All of the practices above are inherent in nature itself. Natural ecosystems are diverse, resilient and even beautiful because they are made up of organisms, cells and genes that are each in their own ways using decentralized, redundant and symbiotic approaches to solve challenges in their environment.



And, they learn from their successes through replication and reproduction. Instead of running roughshod over ecosystems – as humans did when they carved a shipping lane through Louisiana’s wetlands (a pathway known as the Mississippi River Gulf Outlet that became a red carpet for Hurricane Katrina) – people should not only protect them but also adopt their practices in daily lives.
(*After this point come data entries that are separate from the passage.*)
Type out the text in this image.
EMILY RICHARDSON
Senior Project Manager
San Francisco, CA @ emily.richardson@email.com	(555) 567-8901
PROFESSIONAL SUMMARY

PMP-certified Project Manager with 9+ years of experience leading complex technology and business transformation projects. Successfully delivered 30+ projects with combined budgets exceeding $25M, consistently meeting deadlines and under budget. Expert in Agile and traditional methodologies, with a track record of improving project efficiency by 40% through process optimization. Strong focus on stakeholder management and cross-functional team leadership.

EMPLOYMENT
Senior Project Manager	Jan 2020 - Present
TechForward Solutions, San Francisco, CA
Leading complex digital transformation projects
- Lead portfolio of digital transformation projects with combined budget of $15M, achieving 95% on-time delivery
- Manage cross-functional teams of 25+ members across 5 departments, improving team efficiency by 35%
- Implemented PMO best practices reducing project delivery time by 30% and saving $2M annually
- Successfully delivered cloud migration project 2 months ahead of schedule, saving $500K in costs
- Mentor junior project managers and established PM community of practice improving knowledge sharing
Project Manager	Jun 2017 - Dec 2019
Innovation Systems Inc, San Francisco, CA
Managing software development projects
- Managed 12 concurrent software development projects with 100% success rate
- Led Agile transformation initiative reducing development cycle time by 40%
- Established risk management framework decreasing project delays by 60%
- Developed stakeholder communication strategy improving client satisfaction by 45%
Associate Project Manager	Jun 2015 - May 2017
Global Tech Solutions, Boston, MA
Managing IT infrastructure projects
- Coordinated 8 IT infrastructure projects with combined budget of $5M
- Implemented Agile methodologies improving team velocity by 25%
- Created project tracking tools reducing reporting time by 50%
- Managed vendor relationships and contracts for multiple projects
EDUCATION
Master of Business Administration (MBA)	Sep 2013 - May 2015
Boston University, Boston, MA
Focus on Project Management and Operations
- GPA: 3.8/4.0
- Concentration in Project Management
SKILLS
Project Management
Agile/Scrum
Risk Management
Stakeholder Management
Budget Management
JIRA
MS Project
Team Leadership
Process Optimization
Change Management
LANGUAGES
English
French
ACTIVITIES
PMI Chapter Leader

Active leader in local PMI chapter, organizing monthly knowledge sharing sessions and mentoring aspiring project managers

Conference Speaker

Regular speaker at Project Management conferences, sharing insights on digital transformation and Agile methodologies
A simple step exists for anyone who wants to safely inculcate adaptable practices: It is to switch from giving orders to issuing challenges. An order is when a leader or small group of supposed experts decides what is best for everyone in their world and tells them what to do. By contrast, a challenge is when a leader identifies a critical problem and asks anyone to contribute to the solution. The incentive for responding may be a $1 million check or a certificate of achievement. It usually does not matter as long as respondents believe the challenge is interesting, and they are committed to the mission of the organization issuing the challenge.

Challenge-based problem solving ends up naturally incorporating all practices of adaptable systems. By issuing the challenge broadly, multiple independent agents work to solve the problem. When these independent agents respond, it brings a creative redundancy that often results in unexpected solutions. In one of the first recorded challenges in which the early 18th Century British Parliament offered a prize for solving the problem of identifying a Sailor’s longitude at sea, it turned out to be a watchmaker who solved the challenge rather than an astronomer (as was expected to win). When these multiple redundant agents come together, they invariably realize they need each other’s skills to solve the challenge, and natural symbiotic partnerships emerge based on the problem at-hand. Finally, one can continue to realize benefits from challenge-based problem solving by culling from the winning solutions ideas for issuing a next generation challenge.

Almost everywhere challenges have substituted for orders, such as in the Department of Defense, space exploration, Fortune 500 companies, medicine and mathematics, and environmental restoration. Leaders have been amazed to find they have solved problems more effectively, quickly and inexpensively than they could have imagined. Just as today’s explorers of the natural world continue to be amazed by new findings, those who incorporate nature’s practices will find a continual source of wonder and satisfaction at the power of adaptability.